4. Ein Verstoß gegen § 16 UWG wegen irreführender Werbung ist ebenso nicht ausreichend vorgetragen. So fehlt es bereits an dem Tatbestandsmerkmal „Angaben“ des § 16 Abs. 1 UWG. Mit diesem Tatbestandsmerkmal sind nur inhaltlich überprüfbare Aussagen tatsächlicher Art verbunden und gerade keine allgemeinen Anpreisungen oder offensichtlich nur reklamehaften Übertreibungen (vgl. u.a. Bornkamm, in: Köhler/Bornkamm, UWG, § 16 Rn. 7 m.w.N.).
5. Da somit keiner der geltend gemachten Ansprüche besteht, sind auch in diesem Zusammenhang behauptete vorgerichtlich entstandene Rechtsanwaltskosten nicht erstattungsfähig.
III.
Die Entscheidung über die Kosten des Rechtsstreits beruht auf § 91 Abs. 1 Satz 1 ZPO. Die Entscheidung über die vorläufige Vollstreckbarkeit folgt aus § 709 Sätze 1 und 2 ZPO.
IV.
Die Entscheidung über die Festsetzung des Streitwertes beruht auf §§ 2-5 ZPO i.V.m. § 40, § 43 Abs. 1 GKG.
Der Streitwert war hinsichtlich des Leistungsantrages zu Ziffer 1) auf 27.642,61 EUR festzusetzen.
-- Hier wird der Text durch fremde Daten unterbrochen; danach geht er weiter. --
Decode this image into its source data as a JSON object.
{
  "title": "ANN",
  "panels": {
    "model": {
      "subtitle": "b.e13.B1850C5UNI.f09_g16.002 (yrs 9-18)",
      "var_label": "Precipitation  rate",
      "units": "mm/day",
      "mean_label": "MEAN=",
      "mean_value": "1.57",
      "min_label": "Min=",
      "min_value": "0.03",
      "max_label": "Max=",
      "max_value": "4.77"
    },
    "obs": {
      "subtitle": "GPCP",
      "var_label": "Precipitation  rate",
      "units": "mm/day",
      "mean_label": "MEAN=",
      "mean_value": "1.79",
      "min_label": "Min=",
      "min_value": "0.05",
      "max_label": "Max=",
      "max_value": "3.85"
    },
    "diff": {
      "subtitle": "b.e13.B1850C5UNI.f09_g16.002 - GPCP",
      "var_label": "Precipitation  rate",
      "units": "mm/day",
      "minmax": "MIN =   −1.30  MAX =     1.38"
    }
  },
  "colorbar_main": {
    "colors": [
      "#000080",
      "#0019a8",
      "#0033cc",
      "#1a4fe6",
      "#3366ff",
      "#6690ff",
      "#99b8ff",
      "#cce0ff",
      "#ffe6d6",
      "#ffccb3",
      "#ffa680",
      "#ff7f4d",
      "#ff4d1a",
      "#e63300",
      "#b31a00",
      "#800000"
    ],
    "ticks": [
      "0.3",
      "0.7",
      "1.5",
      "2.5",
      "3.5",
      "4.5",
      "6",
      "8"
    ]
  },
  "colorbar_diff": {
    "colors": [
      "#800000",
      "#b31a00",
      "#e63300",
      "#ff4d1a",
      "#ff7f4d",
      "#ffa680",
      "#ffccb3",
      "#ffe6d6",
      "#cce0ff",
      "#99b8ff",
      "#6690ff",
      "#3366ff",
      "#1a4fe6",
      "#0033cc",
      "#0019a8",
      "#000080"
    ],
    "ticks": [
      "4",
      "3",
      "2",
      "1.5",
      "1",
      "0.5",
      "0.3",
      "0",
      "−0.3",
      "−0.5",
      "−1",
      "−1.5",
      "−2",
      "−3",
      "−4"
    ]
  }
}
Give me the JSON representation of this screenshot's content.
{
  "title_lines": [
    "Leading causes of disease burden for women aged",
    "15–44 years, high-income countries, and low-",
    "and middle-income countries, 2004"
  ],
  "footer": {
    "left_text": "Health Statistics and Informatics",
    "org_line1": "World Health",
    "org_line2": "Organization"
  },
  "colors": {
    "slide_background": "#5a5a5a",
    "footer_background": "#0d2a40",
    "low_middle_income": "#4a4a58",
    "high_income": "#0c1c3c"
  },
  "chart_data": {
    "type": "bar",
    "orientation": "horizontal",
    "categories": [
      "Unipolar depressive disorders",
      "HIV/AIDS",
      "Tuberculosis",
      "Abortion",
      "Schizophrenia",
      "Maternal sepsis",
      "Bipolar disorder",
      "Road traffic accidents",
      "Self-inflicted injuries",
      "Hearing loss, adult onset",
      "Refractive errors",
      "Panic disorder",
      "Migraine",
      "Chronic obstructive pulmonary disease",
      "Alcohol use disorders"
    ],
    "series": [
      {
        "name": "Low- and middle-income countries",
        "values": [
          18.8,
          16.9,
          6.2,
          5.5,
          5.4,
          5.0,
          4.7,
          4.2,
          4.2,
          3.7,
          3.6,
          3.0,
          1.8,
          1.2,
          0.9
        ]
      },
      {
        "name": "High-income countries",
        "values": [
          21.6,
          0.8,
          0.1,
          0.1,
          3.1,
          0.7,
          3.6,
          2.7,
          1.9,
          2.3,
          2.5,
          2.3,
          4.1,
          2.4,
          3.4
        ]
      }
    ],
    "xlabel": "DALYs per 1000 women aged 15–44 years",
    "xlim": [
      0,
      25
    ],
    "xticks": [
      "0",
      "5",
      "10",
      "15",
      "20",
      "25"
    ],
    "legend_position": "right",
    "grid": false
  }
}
Die Zug um Zug zu erbringenden Gegenleistungen der Klägerin beeinflussen diesen Wert nicht. Zug-um-Zug-Leistungen bleiben bei der Bestimmung des Streitwertes grundsätzlich außer Betracht (OLG Schleswig, Beschluss vom 30.01.2015, AZ: 5 W 14/15, s. Beck-RS 2015, 14467). Die Feststellung des Annahmeverzuges in Ziffer 2) hat keinen eigenständigen wirtschaftlichen Wert (BGH, Beschluss vom 19.12.2016, AZ: XI ZR 539/15, s. Beck-RS 2016, 115037). Ebenso der Antrag zu Ziffer 3).